彼は浜辺を歩いていた。連日の長距離散策に若干辟易していたものの、見慣れない海岸の景色が彼を何とか前へと進めていた。
死にそうな顔をした、というかインド人のような顔をした日本人が彼のはるか後ろをよたよたと這い回っていた。そして彼の前にはつねに体をくねくねさせているオランダ人がいつものようにくねくねしながら歩いていた。
ふと昔のことをいろいろ思い出した。
いろんなことが浮かんできたが不思議と良い思い出しか浮かんでこなかった。終始円満というわけではなく嫌なこともあったはずの過去の恋愛はひたすら美しいものとして、辛いことばかりだったはずの留学生活はひたすら充実したものとして。
不思議に思った。なぜ人間は悪い思い出は簡単に忘れ、良い思い出だけ覚えているのか。死ぬためにそうしているのではないかと彼は思った。息を引き取るその瞬間に充実した素晴らしい人生だったと、たとえ彼の生きた人生が大したものではなくても、思えるようにするための仕組みなのではないかと。

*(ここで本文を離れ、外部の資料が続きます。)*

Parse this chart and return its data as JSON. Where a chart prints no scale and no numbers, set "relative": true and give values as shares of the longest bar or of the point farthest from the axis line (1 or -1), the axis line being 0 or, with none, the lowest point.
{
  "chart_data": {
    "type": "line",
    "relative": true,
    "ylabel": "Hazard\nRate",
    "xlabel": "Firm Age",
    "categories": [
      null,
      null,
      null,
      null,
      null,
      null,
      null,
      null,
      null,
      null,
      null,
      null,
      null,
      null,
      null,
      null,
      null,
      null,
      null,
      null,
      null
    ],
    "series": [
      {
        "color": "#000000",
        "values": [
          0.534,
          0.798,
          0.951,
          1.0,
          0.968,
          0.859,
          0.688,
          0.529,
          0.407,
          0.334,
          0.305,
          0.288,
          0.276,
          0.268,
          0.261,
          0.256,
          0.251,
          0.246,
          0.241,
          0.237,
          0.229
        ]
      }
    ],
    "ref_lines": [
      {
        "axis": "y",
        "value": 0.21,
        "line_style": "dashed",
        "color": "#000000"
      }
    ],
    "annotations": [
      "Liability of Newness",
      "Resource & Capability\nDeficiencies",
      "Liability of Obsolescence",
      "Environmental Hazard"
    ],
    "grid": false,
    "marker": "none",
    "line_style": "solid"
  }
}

もし人が悪いことだけを覚えていて誰もが死を恐れていたなら、それを見た次の世代の人間達も死を恐れるようになるかもしれない。幸せに死ぬということは個人のためというよりも社会全体に影響するものだ。死という到底受け入れがたいことを少しでも受け入れやすくするために、人は幸せに死ななければいけない。そのために良いことだけを覚えていて・・・
そこまで考えて彼は考えすぎだと思った。きっと疲れているのだろう。まあ一日コンスタントに4キロくらい歩いていればそりゃ疲れる。